National Security: the focus turns to UK public markets

After the introduction of the National Security and Investment Act 2021 to address foreign investment in the UK, it is now the turn of equity listings and admissions to the UK public markets to be scrutinised through the lens of national security. 

A consultation, published on 7 June, by HM Treasury, proposes a new standalone power for the Government to block a listing in the UK which it considers could be detrimental to national security. For example, the Government sees the potential for a listing on UK markets to be used to raise capital for purposes that would enhance the capabilities of hostile actors.

Further detail will be needed to flesh out some of the proposals so further consultations are likely before any new power becomes effective.

Key proposals

  • Specific disclosure requirements regarding, the issuer, business overview, management, major shareholders and the relevant offer
  • Early disclosure/pre-clearance option
  • No challenge to existing listings
  • No impact on secondary trading


This consultation stems from the 2019 Economic Crime Plan and addresses the “remote but possible” scenarios where a company listing in the UK could be detrimental to national security. 

The consultation highlights the measures that are already in place to prevent some listings going ahead (for example the power of the FCA under the Financial Services and Markets Act 2000 to block listings that would be detrimental to investors), and to tackle economic crime. However, HM Treasury’s view is that these current measures are insufficient and it would not be appropriate to delegate responsibility for national security to the FCA. As a result, the consultation proposes a standalone power to block listings where there is a threat to national security.

Disclosure requirements

The consultation envisages a vetting process alongside, or ahead of, the listing (or admission) application process. This would involve disclosures that the Government hopes will require minimal additional action from prospective issuers, given  the likelihood of issuers having to make the disclosures as part of the listing process, especially if a prospectus is required.

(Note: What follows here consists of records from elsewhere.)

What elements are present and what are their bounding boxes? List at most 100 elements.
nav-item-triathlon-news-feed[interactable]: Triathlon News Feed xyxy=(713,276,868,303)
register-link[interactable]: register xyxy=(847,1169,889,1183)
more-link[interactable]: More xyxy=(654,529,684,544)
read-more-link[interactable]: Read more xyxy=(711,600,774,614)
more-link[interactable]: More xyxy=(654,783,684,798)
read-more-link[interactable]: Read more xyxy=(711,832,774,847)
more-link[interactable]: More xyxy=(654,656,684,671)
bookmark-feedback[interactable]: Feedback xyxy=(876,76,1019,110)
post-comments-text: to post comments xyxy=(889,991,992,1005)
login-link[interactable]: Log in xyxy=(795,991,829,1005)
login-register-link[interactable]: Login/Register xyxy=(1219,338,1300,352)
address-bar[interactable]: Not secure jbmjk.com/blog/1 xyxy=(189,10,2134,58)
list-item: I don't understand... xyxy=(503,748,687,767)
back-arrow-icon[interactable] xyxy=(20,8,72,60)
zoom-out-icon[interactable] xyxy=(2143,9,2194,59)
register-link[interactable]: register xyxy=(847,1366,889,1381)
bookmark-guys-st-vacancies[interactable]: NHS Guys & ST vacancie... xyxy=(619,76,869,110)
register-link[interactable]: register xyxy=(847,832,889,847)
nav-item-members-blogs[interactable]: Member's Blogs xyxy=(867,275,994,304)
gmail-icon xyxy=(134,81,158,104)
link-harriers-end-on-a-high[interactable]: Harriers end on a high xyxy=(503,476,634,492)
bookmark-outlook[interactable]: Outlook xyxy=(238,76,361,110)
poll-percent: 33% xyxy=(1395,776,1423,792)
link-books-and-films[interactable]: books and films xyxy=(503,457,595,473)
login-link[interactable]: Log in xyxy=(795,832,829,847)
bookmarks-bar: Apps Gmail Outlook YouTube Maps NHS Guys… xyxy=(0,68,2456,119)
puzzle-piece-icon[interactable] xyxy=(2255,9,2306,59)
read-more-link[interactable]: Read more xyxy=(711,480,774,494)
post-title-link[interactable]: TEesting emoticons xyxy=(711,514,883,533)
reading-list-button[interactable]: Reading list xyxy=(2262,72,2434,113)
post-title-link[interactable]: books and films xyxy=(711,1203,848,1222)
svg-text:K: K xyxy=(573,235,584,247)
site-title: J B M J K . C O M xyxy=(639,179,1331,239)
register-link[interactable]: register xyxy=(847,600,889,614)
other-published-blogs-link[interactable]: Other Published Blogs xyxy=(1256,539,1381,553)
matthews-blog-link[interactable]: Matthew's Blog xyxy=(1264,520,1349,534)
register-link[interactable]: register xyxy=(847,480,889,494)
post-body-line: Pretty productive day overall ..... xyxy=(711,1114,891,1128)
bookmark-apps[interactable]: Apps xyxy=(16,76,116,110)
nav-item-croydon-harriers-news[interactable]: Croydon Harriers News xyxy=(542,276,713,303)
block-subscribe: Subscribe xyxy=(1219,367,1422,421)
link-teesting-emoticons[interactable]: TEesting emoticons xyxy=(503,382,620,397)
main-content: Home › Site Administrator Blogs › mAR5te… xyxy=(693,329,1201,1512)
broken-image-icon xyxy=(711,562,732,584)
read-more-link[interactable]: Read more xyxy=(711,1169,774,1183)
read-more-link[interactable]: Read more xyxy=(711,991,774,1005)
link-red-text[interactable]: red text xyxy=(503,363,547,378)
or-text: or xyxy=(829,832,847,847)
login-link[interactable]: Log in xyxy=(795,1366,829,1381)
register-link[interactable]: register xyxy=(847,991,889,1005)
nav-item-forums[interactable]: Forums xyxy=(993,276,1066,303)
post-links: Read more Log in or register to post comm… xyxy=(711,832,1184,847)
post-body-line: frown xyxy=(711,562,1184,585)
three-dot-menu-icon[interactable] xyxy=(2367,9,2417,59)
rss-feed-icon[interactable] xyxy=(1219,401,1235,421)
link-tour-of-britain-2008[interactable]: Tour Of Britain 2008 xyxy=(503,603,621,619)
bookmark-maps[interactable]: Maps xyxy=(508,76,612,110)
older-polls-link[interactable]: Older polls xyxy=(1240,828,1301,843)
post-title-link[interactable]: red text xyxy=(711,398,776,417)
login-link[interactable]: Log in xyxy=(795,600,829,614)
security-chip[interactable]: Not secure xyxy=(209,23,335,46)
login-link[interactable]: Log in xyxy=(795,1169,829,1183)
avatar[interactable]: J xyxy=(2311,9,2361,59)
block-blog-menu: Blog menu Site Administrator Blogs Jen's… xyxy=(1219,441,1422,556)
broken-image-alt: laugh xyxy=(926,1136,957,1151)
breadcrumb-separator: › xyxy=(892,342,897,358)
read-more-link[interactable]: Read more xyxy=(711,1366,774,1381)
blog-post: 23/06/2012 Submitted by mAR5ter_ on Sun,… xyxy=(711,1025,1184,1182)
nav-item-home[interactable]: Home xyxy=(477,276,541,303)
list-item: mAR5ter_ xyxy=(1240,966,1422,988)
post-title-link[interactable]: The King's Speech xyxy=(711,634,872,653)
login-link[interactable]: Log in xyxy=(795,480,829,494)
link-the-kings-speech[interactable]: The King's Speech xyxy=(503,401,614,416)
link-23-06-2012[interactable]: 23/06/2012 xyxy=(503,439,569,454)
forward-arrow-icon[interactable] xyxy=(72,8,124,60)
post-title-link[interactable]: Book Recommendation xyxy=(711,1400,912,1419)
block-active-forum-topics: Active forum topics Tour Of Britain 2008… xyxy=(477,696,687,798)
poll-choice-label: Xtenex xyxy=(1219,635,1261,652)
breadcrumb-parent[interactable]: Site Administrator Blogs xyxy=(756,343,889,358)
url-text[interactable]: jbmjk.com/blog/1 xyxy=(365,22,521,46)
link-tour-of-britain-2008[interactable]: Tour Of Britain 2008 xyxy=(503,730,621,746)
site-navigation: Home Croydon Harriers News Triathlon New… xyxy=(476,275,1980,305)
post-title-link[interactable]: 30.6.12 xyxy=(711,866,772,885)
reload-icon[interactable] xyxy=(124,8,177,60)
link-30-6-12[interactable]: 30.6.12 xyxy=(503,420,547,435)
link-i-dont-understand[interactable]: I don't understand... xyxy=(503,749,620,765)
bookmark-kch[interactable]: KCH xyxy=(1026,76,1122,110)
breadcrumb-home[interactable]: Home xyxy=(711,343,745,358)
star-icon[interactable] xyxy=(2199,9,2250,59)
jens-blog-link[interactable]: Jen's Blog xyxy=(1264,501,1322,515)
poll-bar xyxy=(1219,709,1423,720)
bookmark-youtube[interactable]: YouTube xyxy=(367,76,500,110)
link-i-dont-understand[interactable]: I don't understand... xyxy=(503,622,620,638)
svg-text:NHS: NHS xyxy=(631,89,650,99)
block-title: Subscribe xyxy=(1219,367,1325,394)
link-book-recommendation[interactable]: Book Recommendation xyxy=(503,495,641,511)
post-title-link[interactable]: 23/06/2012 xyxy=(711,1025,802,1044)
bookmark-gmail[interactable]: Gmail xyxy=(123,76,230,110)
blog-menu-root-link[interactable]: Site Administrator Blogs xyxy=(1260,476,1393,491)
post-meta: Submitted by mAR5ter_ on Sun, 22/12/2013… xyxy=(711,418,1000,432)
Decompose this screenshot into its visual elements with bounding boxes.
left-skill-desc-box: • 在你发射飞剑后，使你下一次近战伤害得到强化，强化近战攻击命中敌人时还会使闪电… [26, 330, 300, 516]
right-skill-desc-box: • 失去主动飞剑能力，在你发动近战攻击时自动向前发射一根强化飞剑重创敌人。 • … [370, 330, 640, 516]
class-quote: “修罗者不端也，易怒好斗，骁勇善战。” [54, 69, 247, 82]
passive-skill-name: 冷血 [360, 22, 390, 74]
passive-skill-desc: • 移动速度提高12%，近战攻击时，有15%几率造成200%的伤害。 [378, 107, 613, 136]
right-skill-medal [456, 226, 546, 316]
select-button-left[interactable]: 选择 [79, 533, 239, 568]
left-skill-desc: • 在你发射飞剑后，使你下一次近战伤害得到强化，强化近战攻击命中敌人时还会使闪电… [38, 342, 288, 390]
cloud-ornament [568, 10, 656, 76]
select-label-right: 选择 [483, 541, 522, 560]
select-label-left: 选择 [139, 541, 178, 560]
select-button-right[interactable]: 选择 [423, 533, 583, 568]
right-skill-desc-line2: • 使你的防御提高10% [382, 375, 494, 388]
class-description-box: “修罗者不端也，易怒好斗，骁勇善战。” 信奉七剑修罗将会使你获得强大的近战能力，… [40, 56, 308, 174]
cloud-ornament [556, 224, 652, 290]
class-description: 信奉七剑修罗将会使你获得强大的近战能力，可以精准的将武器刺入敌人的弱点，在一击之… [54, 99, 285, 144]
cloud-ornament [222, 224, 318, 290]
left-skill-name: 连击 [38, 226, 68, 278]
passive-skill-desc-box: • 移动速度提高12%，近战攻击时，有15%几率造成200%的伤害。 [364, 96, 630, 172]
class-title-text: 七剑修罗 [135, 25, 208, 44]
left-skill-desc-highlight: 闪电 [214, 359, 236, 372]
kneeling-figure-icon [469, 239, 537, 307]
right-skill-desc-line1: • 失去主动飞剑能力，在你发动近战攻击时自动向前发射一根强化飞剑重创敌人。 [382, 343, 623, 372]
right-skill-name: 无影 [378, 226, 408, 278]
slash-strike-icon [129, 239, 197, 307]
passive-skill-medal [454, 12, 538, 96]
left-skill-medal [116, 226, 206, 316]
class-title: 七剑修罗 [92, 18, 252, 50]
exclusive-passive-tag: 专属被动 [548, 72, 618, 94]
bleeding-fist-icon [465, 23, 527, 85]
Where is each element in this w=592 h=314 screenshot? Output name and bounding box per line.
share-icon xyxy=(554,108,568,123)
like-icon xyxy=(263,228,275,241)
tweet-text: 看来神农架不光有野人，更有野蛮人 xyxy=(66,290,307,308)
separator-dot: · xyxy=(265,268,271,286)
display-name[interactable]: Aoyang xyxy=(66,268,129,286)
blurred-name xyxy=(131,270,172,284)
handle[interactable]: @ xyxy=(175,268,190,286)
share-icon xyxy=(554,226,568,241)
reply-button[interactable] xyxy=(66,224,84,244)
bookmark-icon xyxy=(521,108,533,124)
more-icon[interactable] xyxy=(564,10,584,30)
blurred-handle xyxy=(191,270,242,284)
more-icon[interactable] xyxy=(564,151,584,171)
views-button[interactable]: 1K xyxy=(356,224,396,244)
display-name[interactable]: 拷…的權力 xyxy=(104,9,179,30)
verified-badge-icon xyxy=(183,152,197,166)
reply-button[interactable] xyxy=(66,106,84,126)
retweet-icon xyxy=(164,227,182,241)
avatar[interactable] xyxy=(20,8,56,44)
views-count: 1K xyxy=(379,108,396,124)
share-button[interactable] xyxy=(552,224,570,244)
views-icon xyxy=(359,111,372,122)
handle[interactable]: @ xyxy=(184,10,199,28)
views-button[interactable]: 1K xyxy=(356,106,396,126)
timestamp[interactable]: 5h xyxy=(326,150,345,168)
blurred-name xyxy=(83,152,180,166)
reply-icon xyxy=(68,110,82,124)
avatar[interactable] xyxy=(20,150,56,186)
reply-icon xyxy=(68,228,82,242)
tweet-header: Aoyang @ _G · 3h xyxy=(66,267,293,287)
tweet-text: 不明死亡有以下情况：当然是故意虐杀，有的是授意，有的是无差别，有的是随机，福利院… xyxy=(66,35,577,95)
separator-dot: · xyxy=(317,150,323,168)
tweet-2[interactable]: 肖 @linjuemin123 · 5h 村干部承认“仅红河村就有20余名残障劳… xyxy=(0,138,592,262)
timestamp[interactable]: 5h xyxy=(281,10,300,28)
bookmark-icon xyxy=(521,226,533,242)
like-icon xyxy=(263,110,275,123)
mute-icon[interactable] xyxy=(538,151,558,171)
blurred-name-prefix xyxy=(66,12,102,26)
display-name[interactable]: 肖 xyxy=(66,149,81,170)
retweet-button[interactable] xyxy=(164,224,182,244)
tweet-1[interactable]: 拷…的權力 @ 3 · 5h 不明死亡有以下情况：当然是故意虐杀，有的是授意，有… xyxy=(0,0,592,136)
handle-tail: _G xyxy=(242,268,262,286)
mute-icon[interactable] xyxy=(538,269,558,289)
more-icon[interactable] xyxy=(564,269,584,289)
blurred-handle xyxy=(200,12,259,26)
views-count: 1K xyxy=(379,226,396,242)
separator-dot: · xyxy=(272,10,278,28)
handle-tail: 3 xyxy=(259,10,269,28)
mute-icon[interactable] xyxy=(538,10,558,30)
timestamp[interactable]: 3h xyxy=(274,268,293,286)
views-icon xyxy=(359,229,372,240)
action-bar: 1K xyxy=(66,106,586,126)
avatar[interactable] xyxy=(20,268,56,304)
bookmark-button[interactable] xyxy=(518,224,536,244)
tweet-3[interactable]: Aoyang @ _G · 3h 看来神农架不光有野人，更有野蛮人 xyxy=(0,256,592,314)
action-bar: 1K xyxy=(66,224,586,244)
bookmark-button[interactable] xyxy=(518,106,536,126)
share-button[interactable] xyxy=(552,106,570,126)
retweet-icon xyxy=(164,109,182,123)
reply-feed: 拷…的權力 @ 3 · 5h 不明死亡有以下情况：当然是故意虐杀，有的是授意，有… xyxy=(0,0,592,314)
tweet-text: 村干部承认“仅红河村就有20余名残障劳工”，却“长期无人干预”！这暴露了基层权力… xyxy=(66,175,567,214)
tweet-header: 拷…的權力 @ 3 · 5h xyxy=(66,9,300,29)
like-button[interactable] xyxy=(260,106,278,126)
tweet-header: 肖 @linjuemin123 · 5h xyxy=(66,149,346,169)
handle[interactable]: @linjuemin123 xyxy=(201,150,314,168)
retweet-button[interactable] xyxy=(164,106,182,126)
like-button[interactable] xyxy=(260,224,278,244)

 However, it is recognised that some issuers may use exemptions from the prospectus requirement to legitimately reduce regulatory requirements and views on the additional disclosure burden are explicitly welcomed, particularly from smaller companies (and those who work with them) who could feel more of an impact.

Views on the timing of the disclosure are also sought and the consultation appreciates that some issuers may value the opportunity to submit the information for a pre-clearance at the stage when they have appointed a sponsor or nominated adviser.

The disclosure requirements are as follows:

Information about the issuer

  • legal and commercial name
  • place of registration 
  • country of incorporation

Business overview

  • the nature of the issuer’s operations and its principal activities
  • the principal markets in which the issuer competes 
  • a description of the group and the issuer’s position within the group (if applicable) 
  • the issuer’s subsidiaries, including name, country of incorporation, the proportion of ownership interest held and, if different, the proportion of voting power held (if applicable)


  • names and functions within the issuer of the following persons and an indication of the principal activities performed by them outside the issuer where these are significant with respect to the issuer:
    • members of administrative, management or supervisory bodies
    • partners with unlimited liability in the case of a limited partnership
    • founders, if the issuer has been established for fewer than 5 years 
    • any senior manager relevant to establishing that the issuer has the appropriate expertise and experience 
  • names of companies and partnerships where those persons have been a member of the administrative, management or supervisory bodies or partner at any time in the previous 5 years 
  • details of convictions in relation to fraudulent offences for at least the previous 5 years
  • details of any official public incrimination and/or sanctions involving such persons by statutory or regulatory authorities

Major shareholders

To the extent known to the issuer:

  • the name of any person, other than a member of management, who directly or indirectly has an interest in the issuer’s capital or voting rights which is notifiable under the issuer’s national law 
  • details of any official public incrimination and/or sanctions involving such persons
  • whether the issuer is directly or indirectly owned or controlled and by whom, the nature of such control and the measures put in place to ensure that such control is not abused.

The offer

  • reasons for the offer and the estimated net amount of the proceeds broken into each principal intended use and presented in order of priority of such uses.


The consultation proposes that the power would apply to:

  • shares, securities representing equity such as global depositary receipts, and convertible securities;
  • regulated markets and multilateral trading facilities (including for example the SME Growth Markets or the Aquis Exchange) that allow primary equity listings; and
  • initial public offerings and non-traditional listings structures, such as introductions and special purpose acquisition companies.

The Government is not proposing to include listed debt securities within the scope of the power (beyond the convertible securities already included). However, views are explicitly sought on whether this is the correct approach and including debt securities may be considered as the policy develops.

The proposed power would not extend to delisting companies which have already listed so, unlike the National Security and investment Act 2021, the power would not operate retrospectively.

Next steps

The consultation closes on 27 August but does not indicate any timeline for the Government’s response. However, the Government expects further technical consultations to be published as the power is developed.